All seed orders will be shipped with a free InfoBar leaflet.
Transplant: This seed is best started off in seedling trays and then transplanted once they are past the two true leaf stage.
Sow Direct: This seed is best sown directly in the soil. These seeds do not enjoy being transplanted, if you do you could reduce your yield.
Pots / Small Gardens: This variety is suitable for planting in pots or in small gardens, as they do not take up a lot of space.
Train / Trellis / Pole variety: This variety can be trained up either a lattice / fence / pole or string.
Indeterminate: This tomato variety will be best trained up a string or in a wire cage. Will produce continuously.
Bush / Determinate: This plant has a bush or compact growth habit.
Sprawling: This variety will sprawl and send out runners along the ground.
African Heirloom: This is a traditional African variety. Typically collected in deep rural villages throughout Africa. These varieties have developed natural disease resistances.
African Open Pollinated: These are African varieties that have a rich genetic diversity, are Open Pollinated but do not have heirloom status.
Open Pollinated: A variety (if kept pure) that will breed true from season to season.
Heirloom: Typically a variety that has been handed down from generation to generation.

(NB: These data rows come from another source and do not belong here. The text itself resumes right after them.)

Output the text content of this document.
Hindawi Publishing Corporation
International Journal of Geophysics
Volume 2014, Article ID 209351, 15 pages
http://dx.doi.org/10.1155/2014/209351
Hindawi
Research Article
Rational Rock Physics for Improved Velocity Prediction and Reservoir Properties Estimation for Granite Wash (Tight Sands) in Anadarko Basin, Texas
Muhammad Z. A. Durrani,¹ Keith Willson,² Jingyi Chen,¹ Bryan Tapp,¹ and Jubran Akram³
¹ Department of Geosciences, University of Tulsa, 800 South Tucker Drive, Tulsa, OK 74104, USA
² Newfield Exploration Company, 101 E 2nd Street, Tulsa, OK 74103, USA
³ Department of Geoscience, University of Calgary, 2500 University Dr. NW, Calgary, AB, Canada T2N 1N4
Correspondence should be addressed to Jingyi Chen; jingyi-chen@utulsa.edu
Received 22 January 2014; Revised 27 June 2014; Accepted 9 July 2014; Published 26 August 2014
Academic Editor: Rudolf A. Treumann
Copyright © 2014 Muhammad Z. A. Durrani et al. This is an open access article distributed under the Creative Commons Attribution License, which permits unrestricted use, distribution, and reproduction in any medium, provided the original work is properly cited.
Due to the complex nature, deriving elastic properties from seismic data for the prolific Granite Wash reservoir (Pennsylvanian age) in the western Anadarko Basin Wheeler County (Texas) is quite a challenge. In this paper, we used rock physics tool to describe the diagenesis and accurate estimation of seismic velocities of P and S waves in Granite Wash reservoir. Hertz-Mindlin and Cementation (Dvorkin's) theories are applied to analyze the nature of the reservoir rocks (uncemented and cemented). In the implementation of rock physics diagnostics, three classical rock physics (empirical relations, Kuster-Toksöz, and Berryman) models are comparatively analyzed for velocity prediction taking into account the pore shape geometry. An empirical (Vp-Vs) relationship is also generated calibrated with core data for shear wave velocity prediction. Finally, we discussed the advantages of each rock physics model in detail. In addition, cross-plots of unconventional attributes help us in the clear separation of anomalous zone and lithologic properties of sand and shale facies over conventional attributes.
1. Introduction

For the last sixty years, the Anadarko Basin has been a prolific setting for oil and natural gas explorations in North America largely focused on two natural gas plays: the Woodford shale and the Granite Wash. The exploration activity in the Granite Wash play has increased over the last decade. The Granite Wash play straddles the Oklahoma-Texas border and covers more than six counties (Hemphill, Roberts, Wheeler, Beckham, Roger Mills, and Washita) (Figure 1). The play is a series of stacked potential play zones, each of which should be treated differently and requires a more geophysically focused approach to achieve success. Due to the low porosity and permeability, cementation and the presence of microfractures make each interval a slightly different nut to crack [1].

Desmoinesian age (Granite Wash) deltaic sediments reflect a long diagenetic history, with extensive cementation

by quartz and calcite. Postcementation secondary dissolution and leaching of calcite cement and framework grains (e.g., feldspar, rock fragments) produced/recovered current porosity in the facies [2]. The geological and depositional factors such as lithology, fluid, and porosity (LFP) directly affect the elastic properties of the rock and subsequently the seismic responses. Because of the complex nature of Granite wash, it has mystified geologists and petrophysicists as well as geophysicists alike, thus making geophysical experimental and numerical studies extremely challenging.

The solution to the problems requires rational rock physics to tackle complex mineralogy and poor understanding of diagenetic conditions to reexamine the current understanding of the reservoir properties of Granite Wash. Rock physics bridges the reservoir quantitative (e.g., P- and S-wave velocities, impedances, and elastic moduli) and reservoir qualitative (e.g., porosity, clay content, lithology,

These varieties werewell known in communities, or were commercially available before 1950.
Medicinal: This variety is or has been used for medicinal purposes. (Please consult your Doctor / Medical practitioner)
Bee friendly: Beneficial insect variety either pollen and/or nectar.

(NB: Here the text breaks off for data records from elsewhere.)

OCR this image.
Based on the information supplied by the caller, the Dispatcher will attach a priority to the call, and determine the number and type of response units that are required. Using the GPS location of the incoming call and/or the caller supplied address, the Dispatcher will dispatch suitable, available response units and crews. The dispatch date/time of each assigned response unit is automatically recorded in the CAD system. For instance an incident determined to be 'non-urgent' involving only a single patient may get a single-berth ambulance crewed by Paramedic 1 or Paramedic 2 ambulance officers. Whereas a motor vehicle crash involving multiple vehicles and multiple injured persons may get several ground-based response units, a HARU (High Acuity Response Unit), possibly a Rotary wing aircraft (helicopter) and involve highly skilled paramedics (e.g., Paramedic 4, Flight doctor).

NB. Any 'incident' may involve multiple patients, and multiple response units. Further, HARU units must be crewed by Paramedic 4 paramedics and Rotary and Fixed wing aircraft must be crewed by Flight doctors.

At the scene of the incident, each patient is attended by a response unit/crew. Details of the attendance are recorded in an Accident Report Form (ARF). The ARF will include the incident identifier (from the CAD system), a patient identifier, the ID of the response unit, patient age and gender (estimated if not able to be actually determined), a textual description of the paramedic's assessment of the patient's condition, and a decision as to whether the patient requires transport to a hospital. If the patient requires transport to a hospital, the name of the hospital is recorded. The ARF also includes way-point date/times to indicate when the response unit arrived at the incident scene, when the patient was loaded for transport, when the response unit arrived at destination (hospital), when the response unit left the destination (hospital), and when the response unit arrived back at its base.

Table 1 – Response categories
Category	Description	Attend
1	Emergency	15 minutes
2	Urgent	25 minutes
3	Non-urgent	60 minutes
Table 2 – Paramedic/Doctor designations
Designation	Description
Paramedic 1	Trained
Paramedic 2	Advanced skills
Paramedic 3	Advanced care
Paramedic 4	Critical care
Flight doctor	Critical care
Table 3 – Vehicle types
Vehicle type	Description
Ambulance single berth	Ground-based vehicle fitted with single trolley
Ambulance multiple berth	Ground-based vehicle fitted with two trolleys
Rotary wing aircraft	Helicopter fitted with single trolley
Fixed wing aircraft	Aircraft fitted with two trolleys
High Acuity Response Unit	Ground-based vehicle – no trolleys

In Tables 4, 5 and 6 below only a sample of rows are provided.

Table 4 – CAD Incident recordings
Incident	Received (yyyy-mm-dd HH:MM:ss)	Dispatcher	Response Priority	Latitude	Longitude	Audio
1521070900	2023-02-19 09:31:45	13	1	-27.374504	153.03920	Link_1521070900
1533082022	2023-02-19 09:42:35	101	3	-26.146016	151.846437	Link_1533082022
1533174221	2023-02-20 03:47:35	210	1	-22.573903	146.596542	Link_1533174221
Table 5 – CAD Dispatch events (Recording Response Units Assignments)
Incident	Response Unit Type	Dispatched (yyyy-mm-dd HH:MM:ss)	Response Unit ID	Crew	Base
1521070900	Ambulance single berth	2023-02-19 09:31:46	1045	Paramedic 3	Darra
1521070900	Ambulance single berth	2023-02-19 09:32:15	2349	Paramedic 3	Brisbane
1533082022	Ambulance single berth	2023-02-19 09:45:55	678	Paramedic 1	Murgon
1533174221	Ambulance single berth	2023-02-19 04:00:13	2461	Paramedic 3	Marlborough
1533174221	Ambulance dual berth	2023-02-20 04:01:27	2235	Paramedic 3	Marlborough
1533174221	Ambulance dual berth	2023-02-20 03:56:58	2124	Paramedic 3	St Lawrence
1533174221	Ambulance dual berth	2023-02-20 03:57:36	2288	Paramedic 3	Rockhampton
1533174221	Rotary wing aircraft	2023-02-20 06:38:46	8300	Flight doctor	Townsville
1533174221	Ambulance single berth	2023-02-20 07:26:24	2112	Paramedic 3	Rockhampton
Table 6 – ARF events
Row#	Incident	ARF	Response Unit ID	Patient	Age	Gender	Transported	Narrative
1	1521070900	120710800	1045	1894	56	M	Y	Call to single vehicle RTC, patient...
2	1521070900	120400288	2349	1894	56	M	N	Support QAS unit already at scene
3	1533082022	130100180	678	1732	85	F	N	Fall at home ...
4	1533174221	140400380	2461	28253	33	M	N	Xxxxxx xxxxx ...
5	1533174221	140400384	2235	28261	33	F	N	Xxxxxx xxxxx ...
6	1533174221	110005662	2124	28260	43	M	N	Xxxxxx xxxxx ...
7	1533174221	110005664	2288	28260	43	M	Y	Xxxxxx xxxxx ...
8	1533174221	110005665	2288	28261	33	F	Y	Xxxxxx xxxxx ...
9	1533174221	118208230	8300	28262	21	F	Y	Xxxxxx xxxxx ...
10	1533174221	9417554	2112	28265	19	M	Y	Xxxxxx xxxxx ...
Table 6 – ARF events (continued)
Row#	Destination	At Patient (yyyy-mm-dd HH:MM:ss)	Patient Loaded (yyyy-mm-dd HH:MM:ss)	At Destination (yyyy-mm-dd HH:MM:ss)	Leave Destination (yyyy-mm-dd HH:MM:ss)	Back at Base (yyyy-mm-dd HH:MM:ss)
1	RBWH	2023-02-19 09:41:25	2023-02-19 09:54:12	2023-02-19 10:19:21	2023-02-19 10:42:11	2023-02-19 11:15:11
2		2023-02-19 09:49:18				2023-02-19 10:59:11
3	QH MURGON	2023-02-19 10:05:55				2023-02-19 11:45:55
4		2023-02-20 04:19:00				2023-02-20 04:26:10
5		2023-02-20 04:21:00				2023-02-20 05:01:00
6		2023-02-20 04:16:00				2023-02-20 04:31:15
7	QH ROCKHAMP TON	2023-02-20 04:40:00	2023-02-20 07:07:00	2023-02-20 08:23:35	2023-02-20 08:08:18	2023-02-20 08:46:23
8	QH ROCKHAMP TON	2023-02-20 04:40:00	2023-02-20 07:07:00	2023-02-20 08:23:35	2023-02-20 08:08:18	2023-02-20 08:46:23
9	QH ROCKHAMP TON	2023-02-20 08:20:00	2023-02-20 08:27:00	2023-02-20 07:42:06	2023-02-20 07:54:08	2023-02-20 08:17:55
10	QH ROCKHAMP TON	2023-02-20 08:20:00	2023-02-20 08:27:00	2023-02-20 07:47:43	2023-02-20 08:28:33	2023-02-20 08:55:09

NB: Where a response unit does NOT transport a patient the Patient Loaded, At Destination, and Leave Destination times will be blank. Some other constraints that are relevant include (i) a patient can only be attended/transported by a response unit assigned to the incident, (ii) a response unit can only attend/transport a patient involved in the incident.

Insect deterrent: Deters insects in the home and / or garden.
Cuisine: Commonly used in cooking in the home / restaurants.

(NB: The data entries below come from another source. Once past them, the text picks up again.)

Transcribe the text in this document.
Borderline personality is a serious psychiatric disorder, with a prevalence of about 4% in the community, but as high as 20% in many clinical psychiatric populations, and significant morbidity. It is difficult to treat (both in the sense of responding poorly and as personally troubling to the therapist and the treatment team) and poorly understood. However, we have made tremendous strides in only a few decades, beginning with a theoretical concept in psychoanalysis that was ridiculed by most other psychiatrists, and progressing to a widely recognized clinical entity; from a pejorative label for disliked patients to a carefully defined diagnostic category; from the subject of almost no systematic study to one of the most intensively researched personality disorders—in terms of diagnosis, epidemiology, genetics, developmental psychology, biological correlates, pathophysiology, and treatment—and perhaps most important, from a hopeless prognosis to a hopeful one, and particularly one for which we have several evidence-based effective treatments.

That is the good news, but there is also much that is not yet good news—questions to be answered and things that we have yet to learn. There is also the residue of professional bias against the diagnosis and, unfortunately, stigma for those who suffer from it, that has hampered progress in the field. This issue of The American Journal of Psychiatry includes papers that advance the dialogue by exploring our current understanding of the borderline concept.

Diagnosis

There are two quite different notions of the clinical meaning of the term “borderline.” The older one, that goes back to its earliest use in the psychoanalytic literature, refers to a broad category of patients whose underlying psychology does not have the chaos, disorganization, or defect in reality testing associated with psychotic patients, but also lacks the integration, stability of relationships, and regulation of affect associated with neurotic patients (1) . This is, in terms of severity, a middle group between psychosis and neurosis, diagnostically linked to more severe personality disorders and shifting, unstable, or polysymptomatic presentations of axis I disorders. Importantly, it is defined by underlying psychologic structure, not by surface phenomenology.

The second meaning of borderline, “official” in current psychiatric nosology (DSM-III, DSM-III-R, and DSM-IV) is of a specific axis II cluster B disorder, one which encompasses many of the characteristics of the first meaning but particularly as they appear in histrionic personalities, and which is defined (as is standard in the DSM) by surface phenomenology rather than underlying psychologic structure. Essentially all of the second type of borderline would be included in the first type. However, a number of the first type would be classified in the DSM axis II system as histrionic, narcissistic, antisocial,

Root Crop: Grown mainly for harvesting its root, however often the leaves are also edible.
Salad Greens: Grown either mainly as a leaf crop or the young leaves can be used as salad greens.
Dry Beans: Superb variety for cooking as a dry bean.
Green Beans: Grown mainly as a green bean crop.
Shelly Beans: The beans of this variety are well suited for use as shelly beans.
Culinary: Denotes Herb varieties that are used for culinary purposes.
Light Shade: One of the few vegetable varieties that will do well in light shade.
T = Tender
A = Annual
P = Perennial
H = Hardy
HH = Half Hardy
Ease of Growth
1 = Very Easy
2 = Medium
3 = Can be challenging
Seed Treatment Key
A) Soak Overnight
Certain seeds like beetroot and swiss chards have a very corky seed coat. Soaking them overnight allows water to penetrate the coat and assists with germination.
B) Sow shallowly in beds and cover with a hessian cloth.
Fine seeds are best sown very shallowly, the problem now is that the top surface of the soil dries out very quickly. Covering with a hessian cloth, traps the moisture in the top soil layer allowing the seeds to germinate effectively.
C) Chill in fridge for 2 weeks
A number of seeds need cold treatment prior to sowing. If not chilled, the seed’s internal ‘germination mechanism’ does not get turned on.
D) Soak in boiling water overnight
Seeds with a very hard seed coat, often do not germinate at all without the boiling water treatment. Drop the seeds into boiling hot water and allow to stand overnight. The ones that have visibly swollen by the next morning can be planted. Repeat the process with the un-swollen seed.
E) Needs light to germinate
Light is a requirement of a number of seeds. If planted too deeply they seeds will simply not germinate. In this case the seeds should very lightly covered with fine sand, soil or vermiculite.
F) Needs bottom heat to germinate
Hot and Extreme Chillies as well as Brinjals are real heat lovers, without bottom heat germination can be slow and erratic. Bottom heat is generally applied using a heating pad (obtained from a pet shop specialising in reptiles) or an old electric blanket. The seedling trays should be lifted 1-2 cm above the heating pads so as not to overheat the seeds.
G) Will benefit from bottom heat
As above, but these seeds will germinate without bottom heat. The additional heat, stimulates germination, gives an even germination and speeds up the process.
H) No special treatment
I) Prefers cool germination temps.
These varieties prefer cool soil to germinate. Often will not germinate if the soil temperature is too high.